CFGMS Admin
December 11, 2025
Category:
Business Tips
Since traditional lenders have tightened approval standards in recent years, many business owners are exploring alternative financing options to support growth and manage cash flow. One strategy that has become increasingly common is capital stacking, where a business uses multiple funding sources at the same time. While stacking capital can provide flexibility and access to more funds, it requires careful planning to ensure it benefits your business rather than creating unnecessary financial strain.
What is Capital Stacking?
Capital stacking occurs when a business combines two or more funding sources simultaneously to cover expenses, invest in growth, or manage seasonal revenue fluctuations. For example, a merchant might take a revenue-based financing (RBF) from CFG Merchant Solutions while also using a short-term line of credit or equipment loan.
Unlike reckless borrowing, strategic capital stacking focuses on aligning each funding source with a specific business need. This way, multiple products can complement one another rather than compete for repayment from the same revenue stream.
Why Responsible Capital Stacking Matters
While combining multiple funding options may seem like an easy way to boost cash flow, doing so without a clear plan can quickly become risky. Each funder evaluates your business’s revenue, cash flow, and existing obligations before approving a loan. If repayment schedules overlap or are misaligned with your actual revenue, your business can experience stress on cash flow, higher financing costs, and potential damage to credit.

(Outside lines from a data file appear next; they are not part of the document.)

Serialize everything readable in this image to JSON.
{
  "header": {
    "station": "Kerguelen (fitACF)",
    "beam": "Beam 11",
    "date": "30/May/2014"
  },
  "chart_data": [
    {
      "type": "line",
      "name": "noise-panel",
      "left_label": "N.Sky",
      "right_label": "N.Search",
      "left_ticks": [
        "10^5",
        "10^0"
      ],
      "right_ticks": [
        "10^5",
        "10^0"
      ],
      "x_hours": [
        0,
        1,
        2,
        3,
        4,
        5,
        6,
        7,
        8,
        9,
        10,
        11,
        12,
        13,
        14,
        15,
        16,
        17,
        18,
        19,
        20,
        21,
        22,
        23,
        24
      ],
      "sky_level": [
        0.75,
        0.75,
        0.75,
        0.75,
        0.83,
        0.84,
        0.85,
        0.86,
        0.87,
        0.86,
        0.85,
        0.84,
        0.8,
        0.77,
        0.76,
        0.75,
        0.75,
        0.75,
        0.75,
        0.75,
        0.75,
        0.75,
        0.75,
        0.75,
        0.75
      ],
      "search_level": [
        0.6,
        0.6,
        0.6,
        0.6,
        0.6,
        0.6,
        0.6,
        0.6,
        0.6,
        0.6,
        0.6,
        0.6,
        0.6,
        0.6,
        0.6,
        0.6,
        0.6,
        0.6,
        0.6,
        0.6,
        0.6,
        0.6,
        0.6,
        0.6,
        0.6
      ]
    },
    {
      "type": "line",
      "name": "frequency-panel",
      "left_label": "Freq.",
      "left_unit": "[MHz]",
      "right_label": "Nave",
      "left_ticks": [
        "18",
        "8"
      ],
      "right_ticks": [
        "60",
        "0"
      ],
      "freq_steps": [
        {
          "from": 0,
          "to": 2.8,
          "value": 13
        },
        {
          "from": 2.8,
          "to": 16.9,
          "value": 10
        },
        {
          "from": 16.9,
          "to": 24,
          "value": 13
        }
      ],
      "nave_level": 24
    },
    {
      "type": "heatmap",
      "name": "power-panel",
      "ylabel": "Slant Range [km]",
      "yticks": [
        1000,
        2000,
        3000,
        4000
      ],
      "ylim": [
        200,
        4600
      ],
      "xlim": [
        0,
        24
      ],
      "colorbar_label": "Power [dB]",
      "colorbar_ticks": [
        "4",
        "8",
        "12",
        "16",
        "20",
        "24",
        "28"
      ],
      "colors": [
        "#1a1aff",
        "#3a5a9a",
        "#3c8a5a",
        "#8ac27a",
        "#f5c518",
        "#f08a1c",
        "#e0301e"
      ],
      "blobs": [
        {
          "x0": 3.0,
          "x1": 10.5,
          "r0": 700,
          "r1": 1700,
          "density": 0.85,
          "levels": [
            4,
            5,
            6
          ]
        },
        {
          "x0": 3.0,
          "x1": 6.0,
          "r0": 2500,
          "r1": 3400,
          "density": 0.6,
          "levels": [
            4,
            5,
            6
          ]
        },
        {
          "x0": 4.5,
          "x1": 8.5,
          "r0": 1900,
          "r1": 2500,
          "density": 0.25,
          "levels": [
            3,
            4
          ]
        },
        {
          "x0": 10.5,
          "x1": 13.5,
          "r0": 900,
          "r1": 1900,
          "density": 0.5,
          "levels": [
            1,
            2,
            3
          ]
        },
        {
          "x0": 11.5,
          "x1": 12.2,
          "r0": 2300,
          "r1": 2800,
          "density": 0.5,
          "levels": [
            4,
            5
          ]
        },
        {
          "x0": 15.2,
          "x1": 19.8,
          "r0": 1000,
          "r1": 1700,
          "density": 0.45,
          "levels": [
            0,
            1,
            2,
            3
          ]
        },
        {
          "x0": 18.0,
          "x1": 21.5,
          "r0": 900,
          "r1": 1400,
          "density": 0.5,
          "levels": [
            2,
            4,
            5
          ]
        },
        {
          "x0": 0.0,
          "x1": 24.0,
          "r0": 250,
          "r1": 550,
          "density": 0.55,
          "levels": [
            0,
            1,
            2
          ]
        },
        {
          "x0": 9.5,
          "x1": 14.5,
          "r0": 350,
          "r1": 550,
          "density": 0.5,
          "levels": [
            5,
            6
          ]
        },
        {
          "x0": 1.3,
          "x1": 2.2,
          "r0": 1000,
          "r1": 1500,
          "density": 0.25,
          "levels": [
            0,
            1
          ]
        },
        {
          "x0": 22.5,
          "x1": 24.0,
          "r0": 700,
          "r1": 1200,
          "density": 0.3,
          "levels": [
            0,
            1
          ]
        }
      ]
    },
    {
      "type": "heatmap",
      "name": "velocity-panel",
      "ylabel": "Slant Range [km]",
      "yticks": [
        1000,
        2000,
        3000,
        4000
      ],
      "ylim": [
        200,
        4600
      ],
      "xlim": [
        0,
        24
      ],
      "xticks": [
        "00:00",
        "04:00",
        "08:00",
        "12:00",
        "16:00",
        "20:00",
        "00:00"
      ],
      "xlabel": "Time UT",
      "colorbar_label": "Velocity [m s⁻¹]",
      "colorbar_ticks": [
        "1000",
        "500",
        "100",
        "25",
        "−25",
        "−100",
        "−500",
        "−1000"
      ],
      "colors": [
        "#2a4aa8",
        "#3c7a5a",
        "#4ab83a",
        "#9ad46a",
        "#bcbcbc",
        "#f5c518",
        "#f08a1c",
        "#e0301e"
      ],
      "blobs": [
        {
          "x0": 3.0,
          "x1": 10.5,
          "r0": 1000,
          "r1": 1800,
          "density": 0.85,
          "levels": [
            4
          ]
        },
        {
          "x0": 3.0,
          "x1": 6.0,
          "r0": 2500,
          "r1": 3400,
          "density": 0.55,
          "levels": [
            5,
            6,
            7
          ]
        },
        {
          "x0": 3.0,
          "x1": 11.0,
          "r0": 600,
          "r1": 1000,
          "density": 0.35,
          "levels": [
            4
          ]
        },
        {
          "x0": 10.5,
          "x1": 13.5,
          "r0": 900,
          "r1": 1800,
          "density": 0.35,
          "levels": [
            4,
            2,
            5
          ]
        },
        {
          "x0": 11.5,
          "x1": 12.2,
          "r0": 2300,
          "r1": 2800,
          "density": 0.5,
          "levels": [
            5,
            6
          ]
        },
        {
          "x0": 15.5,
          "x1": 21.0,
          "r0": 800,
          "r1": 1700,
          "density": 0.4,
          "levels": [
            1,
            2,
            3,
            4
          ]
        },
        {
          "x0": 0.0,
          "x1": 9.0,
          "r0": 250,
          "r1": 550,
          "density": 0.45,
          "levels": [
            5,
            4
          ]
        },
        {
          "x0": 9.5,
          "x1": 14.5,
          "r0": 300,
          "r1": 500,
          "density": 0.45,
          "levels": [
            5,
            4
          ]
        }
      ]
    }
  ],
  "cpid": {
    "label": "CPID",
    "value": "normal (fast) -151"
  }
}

The key is to use each source strategically. For instance, revenue-based financing adapts repayment to your actual sales, which can make it easier to combine with other short-term financing products without overextending your obligations. By contrast, stacking multiple short-term loans with fixed daily or weekly repayments could create unnecessary pressure and limit your ability to invest in growth opportunities.
How Capital Stacking Works
Capital stacking is possible because different financing products serve different purposes and evaluate creditworthiness differently. A business may qualify for a revenue-based financing advance based on monthly sales, a line of credit based on accounts receivable, and an equipment loan secured by the asset being purchased.
Some business owners attempt to maximize available funding by taking multiple loans simultaneously, but this can backfire if obligations become too complex to manage. Without careful planning, you could face overlapping repayment schedules, high interest costs, or even breach a lender’s agreement.
Strategies for Smarter Capital Stacking
A more sustainable approach involves planning and sequencing your financing:
Match funding to purpose – Ensure each loan or financing product has a specific function, such as payroll, equipment, or marketing investments.
Align repayment with revenue – Use flexible products like revenue-based financing to adapt repayment to cash flow patterns.
Build lender relationships – Returning clients who demonstrate responsible repayment may qualify for higher limits or better rates in the future.
Sequence funding incrementally – Instead of taking multiple loans at once, stagger funding to minimize overlap and reduce risk.
By approaching capital stacking strategically, business owners can increase working capital, fund growth, and maintain healthy cash flow without creating undue financial strain.
The Takeaway
Capital stacking doesn’t have to be risky—when done thoughtfully, it can give small business owners the flexibility to access multiple funding sources in a way that supports growth. The key is to plan your stack, understand repayment obligations, and align funding with your business’s actual revenue patterns.
Flexible solutions like CFG Merchant Solutions’ revenue-based financing can make capital stacking more manageable by adjusting repayment to your performance, giving your business room to grow while reducing the stress of overlapping fixed payments.
Smart capital stacking is not about taking as much money as possible; it’s about using multiple funding options responsibly to strengthen your business and support sustainable growth.